Le mouvement et la nouveauté du voyage l’occupèrent les premières heures. Puis les chevaux se ralentirent, ce qui amena des disputes avec le conducteur et le charretier. Ils choisissaient d’exécrables auberges et bien qu’ils répondissent de tout, Pécuchet par excès de prudence couchait dans les mêmes gîtes. Le lendemain on repartait dès l’aube ; et la route, toujours la même, s’allongeait en montant jusqu’au bord de l’horizon. Les mètres de cailloux se succédaient, les fossés étaient pleins d’eau, la campagne s’étalait par grandes surfaces d’un vert monotone et froid, des nuages couraient dans le ciel, de temps à autre la pluie tombait. Le troisième jour, des bourrasques s’élevèrent. La bâche du chariot, mal attachée, claquait au vent comme la voile d’un navire. Pécuchet baissait la figure sous sa casquette, et chaque fois qu’il ouvrait sa tabatière, il lui fallait, pour garantir ses yeux, se retourner complètement. Pendant les cahots, il entendait osciller derrière lui tout son bagage et prodiguait les recommandations.
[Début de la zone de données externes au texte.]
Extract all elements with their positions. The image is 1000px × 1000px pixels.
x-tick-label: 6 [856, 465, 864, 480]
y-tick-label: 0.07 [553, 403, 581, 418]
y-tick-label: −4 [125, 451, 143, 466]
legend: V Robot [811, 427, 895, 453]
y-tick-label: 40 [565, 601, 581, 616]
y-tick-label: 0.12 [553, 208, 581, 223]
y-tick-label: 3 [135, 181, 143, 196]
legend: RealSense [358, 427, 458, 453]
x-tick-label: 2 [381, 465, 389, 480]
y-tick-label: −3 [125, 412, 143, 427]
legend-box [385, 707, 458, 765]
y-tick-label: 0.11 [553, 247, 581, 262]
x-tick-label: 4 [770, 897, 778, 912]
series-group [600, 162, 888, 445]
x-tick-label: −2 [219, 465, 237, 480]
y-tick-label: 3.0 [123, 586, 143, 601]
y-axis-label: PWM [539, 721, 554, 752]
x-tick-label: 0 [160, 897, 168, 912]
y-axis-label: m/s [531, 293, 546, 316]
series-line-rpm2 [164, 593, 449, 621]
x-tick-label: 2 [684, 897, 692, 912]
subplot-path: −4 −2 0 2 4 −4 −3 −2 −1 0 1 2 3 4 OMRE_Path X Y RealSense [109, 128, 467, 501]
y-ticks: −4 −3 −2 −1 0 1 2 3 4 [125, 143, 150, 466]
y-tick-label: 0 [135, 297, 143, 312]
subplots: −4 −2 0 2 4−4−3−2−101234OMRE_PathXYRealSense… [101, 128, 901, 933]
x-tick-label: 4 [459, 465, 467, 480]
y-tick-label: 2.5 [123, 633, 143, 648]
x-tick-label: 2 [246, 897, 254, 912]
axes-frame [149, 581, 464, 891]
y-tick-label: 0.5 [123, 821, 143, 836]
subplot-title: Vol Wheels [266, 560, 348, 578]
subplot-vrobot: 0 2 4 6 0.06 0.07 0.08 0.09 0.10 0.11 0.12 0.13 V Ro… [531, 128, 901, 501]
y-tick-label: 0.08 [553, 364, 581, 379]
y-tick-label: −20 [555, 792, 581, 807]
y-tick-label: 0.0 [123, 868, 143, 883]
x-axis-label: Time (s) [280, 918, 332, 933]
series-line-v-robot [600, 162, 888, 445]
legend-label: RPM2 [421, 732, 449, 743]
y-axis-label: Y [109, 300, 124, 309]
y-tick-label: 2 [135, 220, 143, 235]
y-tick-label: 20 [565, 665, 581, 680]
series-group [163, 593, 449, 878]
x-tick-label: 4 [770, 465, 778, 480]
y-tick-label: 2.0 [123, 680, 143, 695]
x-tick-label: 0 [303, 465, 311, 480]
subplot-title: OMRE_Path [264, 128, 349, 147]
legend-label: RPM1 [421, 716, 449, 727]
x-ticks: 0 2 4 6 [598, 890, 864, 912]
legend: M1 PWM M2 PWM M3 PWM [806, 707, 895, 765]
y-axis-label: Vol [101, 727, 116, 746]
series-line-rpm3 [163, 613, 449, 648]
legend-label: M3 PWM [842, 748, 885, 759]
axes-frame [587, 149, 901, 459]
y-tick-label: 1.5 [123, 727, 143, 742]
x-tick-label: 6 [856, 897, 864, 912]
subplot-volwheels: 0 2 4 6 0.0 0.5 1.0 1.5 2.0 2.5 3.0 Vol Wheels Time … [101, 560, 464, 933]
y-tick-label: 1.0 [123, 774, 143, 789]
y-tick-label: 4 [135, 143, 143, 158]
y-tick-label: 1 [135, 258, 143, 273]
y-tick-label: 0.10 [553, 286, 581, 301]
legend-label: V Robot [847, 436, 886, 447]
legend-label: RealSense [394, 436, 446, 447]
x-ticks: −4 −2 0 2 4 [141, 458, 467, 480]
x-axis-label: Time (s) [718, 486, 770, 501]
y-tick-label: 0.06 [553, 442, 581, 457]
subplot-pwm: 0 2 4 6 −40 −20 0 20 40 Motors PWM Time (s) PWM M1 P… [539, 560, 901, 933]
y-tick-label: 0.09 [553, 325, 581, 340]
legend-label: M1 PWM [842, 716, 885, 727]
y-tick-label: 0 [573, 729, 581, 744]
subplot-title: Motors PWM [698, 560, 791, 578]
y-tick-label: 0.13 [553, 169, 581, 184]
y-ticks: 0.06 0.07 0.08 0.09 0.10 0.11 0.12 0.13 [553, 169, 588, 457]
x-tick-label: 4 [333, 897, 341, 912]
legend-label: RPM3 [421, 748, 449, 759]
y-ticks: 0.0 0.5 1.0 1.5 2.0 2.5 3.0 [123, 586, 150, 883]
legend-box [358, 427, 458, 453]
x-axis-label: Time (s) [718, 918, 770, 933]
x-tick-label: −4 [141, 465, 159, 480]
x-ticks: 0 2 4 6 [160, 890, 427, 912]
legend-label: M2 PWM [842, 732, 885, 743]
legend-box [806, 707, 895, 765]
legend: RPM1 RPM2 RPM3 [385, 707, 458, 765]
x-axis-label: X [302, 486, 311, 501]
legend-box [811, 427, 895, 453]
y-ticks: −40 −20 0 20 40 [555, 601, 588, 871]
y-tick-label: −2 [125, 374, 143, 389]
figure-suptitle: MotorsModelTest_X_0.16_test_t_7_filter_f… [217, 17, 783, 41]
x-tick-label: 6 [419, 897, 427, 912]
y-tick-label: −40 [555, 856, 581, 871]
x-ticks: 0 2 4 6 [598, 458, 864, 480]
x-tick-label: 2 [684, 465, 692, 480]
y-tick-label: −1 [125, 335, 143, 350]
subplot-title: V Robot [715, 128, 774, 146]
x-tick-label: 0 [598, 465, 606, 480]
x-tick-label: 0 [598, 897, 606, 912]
Voyant qu’elles ne servaient à rien, il changea de tactique ; il fit le bon enfant, eut des complaisances ; dans les montées pénibles, il poussait à la roue avec les hommes ; il en vint jusqu’à leur payer le gloria après les repas. Ils filèrent dès lors plus lestement, si bien qu’aux environs de Gauburge l’essieu se rompit et le chariot resta penché. Pécuchet visita tout de suite l’intérieur ; les tasses de porcelaine gisaient en morceaux. Il leva les bras, en grinçant des dents, maudit ces deux imbéciles ; et la journée suivante fut perdue, à cause du charretier qui se grisa. Mais il n’eut pas la force de se plaindre, la coupe d’amertume étant remplie. »
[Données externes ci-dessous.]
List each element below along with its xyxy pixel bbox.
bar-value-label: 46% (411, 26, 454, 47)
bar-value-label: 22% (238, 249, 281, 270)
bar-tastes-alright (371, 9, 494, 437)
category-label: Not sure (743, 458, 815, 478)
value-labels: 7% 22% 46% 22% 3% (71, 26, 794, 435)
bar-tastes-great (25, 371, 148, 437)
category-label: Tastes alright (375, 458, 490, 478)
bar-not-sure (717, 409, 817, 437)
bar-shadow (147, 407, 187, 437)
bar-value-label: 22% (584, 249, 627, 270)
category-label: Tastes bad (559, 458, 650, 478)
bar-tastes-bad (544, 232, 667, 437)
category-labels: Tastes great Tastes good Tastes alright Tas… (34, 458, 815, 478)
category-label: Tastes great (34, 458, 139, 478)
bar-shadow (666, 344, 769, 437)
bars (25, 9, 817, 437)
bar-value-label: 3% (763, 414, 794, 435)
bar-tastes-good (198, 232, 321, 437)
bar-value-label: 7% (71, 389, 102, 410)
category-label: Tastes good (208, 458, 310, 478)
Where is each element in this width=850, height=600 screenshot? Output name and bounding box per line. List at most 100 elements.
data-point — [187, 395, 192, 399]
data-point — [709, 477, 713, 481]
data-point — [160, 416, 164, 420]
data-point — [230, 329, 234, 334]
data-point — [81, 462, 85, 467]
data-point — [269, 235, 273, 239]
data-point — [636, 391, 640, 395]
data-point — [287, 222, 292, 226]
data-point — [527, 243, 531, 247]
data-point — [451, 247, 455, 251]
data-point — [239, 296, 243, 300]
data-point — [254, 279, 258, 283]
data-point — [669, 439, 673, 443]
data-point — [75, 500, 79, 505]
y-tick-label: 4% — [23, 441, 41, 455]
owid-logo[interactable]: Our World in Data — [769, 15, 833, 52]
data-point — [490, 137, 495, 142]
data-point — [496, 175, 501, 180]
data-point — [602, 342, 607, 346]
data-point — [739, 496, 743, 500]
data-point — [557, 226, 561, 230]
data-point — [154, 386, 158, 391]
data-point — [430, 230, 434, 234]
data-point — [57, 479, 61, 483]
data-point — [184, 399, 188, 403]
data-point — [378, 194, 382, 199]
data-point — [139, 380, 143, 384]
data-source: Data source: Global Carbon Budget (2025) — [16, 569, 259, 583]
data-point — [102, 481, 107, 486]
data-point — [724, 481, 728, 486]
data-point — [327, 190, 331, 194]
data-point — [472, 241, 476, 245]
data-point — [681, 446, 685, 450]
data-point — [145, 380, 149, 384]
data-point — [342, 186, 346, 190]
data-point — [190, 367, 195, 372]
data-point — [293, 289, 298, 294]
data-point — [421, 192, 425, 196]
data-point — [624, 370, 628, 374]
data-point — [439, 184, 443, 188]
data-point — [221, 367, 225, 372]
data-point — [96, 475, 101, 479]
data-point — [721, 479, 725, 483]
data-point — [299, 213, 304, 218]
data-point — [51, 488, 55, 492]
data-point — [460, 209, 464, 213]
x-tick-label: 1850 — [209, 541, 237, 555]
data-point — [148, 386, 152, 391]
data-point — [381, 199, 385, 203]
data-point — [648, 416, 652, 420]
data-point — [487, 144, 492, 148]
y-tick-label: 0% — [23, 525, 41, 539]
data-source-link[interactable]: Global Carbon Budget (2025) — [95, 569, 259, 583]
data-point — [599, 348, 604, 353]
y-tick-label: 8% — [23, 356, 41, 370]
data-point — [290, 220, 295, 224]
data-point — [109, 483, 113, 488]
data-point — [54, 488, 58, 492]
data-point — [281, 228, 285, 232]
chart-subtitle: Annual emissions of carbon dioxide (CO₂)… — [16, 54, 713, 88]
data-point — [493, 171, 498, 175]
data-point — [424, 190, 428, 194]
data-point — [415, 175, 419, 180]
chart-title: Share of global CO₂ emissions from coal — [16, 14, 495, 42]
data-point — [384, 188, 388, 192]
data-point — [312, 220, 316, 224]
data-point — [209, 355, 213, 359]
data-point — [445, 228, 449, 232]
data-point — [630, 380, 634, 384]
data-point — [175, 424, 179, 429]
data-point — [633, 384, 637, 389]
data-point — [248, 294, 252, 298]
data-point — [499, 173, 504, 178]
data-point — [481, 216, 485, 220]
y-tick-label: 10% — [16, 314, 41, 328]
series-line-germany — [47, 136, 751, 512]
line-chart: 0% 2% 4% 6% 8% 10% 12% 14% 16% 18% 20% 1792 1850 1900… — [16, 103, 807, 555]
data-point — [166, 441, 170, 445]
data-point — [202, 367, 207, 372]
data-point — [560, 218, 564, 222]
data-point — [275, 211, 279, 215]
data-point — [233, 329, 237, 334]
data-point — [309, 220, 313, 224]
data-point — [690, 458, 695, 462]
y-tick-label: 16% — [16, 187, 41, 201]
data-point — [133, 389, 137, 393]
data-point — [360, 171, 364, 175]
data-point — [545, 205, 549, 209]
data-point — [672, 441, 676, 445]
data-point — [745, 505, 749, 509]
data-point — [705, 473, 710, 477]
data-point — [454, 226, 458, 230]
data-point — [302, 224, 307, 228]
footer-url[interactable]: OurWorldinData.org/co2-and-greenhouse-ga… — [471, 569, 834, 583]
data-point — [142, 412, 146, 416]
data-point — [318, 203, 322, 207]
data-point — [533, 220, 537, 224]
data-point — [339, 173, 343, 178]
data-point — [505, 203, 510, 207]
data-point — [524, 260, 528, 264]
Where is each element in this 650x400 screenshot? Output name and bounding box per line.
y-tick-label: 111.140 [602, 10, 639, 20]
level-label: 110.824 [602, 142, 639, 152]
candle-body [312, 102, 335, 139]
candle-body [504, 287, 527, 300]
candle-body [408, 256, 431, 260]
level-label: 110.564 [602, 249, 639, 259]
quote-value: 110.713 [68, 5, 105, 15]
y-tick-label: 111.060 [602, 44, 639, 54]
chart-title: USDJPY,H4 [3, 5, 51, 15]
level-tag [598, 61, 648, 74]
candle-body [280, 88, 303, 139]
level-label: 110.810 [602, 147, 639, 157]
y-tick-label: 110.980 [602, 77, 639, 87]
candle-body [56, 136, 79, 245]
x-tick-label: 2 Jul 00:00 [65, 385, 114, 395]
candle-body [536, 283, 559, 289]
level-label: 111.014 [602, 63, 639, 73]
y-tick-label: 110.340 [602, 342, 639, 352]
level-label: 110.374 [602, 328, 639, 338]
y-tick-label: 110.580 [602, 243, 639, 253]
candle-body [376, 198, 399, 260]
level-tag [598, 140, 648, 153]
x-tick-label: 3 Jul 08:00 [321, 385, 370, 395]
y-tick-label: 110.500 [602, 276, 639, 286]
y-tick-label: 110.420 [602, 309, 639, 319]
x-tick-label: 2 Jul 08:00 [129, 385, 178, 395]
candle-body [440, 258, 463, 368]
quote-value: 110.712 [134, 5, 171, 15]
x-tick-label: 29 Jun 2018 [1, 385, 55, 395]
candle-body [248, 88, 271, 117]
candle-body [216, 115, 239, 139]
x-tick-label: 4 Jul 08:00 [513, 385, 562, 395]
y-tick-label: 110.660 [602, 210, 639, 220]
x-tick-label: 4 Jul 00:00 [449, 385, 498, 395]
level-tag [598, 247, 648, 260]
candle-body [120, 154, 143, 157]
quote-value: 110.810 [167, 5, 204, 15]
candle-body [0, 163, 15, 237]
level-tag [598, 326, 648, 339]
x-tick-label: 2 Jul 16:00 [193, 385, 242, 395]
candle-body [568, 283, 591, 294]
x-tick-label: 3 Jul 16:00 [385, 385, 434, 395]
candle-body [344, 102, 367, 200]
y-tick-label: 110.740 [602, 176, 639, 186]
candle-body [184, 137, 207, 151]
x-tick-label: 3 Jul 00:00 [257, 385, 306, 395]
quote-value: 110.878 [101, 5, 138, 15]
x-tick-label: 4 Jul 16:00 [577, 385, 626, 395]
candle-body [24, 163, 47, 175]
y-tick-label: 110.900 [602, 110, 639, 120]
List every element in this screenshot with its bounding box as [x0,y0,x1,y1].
Précautionneux, Pécuchet pousse la prudence jusqu’à la méfiance. Sa plus vieille redingote, utile en voyage, servira encore en E3 : « Par les froides matinées de printemps, Bouvard gardait sa veste de tricot sous sa blouse, Pécuchet sa vieille redingote sous sa serpillière. »
Lors du Colloque sur Flaubert à London (Canada), Monsieur J.R. Dugan venait de faire digérer toute l‘Éducation sentimentale par ordinateur. Son exposé sur le répertoire alphabétique du lexique de l’ennui mentionnait une association du mot monotone avec la lumière et la couleur et il donnait en exemple la phrase suivante : « La verdure monotone la faisait ressembler à un immense tapis de billard » (104). Nous déplorons fort le fait de n’avoir pu disposer à notre tour d’un tel ordinateur pour établir les concordances lexicales de Bouvard.
Pour s’assurer efficacement une aide ou une pratique, Bouvard et Pécuchet en viendront aussi à payer le gloria : « Ils entreprirent même la cure d’un bossu (…) et, pour être sûrs qu’il reviendrait, lui donnaient à déjeuner. » (E9) « Ils s’établirent chez Ganot le coiffeur. Pour vaincre toute hésitation, Bouvard et Pécuchet allaient jusqu’à régaler les parents d’une barbe ou d’une frisure » (E26 cranioscopie).
Les tasses du beau service en porcelaine appartiennent à Bouvard qui les a reçues de son père. Une seule échappera au saccage du premier chapitre pour se briser à la fin du huitième, ce qui déclenchera chez un Pécuchet pris de démence la décision ultime de se suicider (E23).
C’est aussi un thème flaubertien que celui des objets cassés. Dans Bouvard, la statue de saint Pierre achèvera son sort, brisée en douze morceaux, dans l’ancien trou aux composts (E23).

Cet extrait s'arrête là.